Farmers markets present the strongest possibility for garden produce sale. A lot of people have gotten into the idea that they need to buy local produce rather than produce shipped from 1,500 miles away. I got my feet wet in local farmers markets a few times this summer. It was nice keeping the whole $3 per melon and not sharing with a middleman but then there was also the sitting in the sun waiting for a sale while I could have been doing something else. Still, I feel local farmers’ markets have the most potential for sales. There are two such markets on weekdays at our two large hospitals in Evansville and we plan to look into those next year.
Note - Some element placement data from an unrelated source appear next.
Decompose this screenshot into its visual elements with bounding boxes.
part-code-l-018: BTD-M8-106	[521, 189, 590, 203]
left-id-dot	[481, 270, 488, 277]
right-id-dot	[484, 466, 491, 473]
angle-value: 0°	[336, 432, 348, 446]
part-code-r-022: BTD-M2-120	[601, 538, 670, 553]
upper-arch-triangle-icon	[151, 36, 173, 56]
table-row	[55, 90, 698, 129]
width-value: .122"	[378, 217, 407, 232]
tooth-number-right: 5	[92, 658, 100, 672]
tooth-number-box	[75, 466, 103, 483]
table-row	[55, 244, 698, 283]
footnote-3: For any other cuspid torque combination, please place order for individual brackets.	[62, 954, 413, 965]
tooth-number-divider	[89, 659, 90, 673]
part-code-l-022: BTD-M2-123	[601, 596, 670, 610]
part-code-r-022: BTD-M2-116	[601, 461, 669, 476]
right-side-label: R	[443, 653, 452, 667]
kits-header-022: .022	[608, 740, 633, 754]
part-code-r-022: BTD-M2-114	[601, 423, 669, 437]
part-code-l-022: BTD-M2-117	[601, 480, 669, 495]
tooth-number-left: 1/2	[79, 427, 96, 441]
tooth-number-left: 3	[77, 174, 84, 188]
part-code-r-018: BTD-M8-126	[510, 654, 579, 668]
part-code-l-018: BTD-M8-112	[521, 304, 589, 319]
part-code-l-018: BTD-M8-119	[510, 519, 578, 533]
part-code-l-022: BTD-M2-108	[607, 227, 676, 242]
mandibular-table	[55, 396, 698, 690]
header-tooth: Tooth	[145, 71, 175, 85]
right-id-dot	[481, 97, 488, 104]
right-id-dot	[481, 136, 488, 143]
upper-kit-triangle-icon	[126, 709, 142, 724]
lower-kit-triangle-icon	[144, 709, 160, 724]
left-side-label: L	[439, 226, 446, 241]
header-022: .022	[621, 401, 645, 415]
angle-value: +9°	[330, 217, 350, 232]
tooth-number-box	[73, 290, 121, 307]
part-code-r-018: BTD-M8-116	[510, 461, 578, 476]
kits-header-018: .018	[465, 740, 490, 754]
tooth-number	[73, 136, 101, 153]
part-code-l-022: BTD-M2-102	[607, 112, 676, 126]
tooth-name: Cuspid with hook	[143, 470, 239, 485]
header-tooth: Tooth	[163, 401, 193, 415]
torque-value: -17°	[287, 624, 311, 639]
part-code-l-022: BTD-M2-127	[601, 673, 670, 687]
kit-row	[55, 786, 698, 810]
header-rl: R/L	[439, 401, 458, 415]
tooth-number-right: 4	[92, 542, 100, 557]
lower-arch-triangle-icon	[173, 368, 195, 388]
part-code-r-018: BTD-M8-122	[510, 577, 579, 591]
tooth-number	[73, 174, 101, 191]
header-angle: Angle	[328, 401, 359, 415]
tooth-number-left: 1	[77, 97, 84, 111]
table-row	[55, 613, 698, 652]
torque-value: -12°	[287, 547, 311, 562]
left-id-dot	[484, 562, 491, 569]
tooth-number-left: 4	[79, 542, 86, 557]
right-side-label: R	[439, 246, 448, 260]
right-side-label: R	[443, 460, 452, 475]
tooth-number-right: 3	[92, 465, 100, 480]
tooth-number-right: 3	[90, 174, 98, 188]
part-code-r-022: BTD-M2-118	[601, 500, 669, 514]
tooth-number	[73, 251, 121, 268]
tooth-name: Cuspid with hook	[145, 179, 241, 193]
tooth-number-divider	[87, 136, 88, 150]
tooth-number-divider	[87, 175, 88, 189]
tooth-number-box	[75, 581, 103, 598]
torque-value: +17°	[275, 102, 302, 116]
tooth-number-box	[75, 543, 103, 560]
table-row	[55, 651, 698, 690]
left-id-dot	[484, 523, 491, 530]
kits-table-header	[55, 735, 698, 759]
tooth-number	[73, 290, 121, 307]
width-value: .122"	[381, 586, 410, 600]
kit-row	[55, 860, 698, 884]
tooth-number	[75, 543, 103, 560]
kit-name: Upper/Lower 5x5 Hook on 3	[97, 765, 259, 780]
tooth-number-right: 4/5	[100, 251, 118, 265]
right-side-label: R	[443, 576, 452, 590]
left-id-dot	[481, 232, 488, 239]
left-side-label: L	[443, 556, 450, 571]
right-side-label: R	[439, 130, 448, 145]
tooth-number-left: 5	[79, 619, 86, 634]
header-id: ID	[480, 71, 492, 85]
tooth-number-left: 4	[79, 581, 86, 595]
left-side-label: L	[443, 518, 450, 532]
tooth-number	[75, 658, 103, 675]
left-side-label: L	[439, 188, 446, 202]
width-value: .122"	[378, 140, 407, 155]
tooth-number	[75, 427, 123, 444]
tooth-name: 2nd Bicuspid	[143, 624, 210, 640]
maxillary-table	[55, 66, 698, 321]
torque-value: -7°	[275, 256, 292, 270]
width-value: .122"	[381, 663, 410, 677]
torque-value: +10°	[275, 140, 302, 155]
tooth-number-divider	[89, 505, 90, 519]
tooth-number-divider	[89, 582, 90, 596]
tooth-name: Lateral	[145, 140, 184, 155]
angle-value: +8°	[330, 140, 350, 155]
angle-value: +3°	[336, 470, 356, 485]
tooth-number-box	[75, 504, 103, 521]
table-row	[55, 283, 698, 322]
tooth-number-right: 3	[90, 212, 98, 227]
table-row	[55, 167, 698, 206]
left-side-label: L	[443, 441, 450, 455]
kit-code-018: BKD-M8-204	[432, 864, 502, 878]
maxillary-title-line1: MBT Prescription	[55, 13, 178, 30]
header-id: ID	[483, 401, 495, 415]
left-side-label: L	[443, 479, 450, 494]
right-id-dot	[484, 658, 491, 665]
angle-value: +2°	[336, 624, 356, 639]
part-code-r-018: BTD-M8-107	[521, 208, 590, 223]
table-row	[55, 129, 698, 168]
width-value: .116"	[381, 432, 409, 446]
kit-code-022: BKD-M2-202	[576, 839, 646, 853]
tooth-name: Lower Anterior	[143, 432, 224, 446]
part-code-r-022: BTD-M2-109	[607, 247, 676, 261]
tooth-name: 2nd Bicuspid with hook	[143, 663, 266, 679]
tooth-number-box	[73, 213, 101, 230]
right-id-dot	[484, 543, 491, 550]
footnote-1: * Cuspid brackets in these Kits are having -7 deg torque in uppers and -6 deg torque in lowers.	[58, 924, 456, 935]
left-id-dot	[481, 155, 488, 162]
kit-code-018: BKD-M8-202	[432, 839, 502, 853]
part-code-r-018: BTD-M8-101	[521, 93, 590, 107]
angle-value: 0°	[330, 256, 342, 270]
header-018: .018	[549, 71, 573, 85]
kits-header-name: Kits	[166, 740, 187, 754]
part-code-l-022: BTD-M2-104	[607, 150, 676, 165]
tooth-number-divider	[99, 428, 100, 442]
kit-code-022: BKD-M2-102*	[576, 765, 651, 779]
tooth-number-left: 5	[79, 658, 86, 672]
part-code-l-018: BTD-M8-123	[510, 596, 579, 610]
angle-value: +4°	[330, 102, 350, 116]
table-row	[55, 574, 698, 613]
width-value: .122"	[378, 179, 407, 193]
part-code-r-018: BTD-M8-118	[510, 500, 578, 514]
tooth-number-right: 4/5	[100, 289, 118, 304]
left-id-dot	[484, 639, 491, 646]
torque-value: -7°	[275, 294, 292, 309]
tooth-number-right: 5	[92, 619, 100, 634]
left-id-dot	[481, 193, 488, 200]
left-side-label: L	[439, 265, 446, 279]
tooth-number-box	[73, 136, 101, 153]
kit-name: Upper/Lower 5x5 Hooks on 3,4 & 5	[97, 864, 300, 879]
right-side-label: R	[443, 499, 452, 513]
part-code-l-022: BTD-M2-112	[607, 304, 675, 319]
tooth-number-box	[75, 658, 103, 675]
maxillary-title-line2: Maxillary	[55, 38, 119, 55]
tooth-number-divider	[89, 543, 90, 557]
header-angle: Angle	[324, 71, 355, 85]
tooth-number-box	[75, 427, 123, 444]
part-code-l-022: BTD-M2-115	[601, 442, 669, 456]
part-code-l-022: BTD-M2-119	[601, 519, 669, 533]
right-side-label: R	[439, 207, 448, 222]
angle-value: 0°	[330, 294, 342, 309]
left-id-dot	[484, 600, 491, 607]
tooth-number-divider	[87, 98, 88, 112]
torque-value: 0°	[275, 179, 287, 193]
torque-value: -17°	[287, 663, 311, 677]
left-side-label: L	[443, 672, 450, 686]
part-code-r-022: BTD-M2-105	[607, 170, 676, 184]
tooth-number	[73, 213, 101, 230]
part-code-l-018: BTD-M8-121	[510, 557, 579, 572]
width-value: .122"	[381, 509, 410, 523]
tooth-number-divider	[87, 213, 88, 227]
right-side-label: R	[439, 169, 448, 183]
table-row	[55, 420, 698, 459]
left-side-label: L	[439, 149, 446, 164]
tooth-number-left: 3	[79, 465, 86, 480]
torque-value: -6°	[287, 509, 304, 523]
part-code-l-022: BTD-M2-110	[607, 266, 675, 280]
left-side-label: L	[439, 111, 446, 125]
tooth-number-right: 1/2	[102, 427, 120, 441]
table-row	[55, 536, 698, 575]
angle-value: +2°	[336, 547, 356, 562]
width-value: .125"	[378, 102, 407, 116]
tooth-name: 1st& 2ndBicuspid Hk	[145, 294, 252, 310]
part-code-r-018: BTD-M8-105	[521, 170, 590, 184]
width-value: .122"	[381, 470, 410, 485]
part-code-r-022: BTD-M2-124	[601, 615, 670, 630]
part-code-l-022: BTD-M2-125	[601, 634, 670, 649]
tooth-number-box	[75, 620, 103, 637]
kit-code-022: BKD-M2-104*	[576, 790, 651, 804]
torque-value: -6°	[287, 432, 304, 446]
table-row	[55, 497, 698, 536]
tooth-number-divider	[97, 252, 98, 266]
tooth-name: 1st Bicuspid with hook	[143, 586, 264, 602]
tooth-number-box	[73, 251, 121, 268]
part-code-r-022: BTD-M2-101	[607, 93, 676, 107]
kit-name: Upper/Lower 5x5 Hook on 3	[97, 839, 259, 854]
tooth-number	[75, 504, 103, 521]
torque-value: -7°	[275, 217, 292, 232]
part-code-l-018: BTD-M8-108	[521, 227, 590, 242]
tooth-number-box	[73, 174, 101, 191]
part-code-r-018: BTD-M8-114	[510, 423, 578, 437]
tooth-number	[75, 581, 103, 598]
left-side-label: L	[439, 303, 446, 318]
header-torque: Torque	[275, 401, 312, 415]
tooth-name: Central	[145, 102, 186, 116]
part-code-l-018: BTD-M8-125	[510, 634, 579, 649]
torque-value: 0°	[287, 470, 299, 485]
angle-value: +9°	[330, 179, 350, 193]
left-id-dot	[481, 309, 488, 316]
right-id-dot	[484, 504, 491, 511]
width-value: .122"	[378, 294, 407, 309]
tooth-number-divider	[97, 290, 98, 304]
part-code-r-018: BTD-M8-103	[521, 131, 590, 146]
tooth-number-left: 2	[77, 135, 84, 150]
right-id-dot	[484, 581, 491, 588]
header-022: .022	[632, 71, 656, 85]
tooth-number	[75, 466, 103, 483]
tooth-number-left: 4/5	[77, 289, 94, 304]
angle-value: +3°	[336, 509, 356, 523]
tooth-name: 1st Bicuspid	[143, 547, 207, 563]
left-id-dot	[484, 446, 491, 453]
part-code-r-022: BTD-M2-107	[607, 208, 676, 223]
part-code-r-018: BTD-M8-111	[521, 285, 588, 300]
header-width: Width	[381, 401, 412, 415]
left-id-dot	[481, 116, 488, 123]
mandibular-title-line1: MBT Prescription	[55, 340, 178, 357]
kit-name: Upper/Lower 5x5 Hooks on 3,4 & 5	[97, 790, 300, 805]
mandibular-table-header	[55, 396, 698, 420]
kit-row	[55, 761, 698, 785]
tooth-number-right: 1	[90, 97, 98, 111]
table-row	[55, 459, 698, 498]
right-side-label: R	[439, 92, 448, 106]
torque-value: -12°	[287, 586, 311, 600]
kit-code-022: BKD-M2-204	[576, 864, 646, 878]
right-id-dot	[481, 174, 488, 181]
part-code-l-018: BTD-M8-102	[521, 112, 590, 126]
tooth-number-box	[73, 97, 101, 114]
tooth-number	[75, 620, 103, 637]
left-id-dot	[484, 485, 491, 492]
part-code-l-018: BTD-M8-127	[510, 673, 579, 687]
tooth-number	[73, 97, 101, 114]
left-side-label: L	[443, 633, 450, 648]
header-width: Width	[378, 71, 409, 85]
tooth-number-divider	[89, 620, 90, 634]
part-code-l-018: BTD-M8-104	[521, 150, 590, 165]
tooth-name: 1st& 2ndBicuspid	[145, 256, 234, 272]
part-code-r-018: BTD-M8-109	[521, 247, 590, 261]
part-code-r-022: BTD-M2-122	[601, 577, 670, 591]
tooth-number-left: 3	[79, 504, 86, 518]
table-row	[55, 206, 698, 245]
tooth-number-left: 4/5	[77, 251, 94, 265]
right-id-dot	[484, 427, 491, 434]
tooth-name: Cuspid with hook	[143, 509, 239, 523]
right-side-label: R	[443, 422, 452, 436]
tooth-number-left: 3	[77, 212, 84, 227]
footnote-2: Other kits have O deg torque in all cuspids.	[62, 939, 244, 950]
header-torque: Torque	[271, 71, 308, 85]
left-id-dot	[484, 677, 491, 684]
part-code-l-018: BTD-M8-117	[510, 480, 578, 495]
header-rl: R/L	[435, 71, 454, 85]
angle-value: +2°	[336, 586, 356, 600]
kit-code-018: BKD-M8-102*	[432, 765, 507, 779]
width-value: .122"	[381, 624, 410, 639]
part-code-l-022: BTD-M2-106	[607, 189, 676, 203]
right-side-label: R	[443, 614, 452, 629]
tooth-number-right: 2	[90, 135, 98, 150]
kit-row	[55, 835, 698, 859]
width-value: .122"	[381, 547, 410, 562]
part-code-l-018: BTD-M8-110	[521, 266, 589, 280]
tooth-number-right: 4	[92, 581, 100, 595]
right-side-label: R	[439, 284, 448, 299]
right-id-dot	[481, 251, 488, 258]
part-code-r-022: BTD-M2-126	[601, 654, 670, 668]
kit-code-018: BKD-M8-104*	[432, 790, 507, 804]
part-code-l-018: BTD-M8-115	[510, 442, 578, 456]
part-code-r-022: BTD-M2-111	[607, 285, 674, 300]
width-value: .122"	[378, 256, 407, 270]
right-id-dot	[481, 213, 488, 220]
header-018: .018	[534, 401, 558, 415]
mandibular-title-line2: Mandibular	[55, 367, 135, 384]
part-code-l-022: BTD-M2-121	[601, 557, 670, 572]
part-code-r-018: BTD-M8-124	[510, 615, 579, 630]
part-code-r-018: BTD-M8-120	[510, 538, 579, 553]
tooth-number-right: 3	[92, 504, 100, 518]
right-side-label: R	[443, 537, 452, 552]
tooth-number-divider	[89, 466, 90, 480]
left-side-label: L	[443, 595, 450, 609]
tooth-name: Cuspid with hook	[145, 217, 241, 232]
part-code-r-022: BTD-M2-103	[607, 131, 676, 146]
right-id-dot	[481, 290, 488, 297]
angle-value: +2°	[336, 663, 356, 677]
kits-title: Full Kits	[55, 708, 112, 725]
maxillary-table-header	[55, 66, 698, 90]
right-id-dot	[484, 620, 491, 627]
During this year my wife let me know that the watermelons were my baby and that I had better not get the idea that she was going to do any marketing for me AT ALL! When I made a small profit at the end of this season and told her I would need her help spending it, probably on a road trip vacation, her attitude seemed to mollify considerably. She indicated that she might be willing to deal with customers at the hospitals’ farmers’ markets while some big dumb hunk carried watermelons to car trunks. She is much more of a people person than I am so it may work out.

So that is what we have been up to since I stopped blogging in July. I have emphasized the marketing aspect because that is where I am weakest and every small producer needs to think a marketing plan through or be left with a lot of produce to compost. I buried eight pickup loads of melons in my vegetable garden after Labor Day.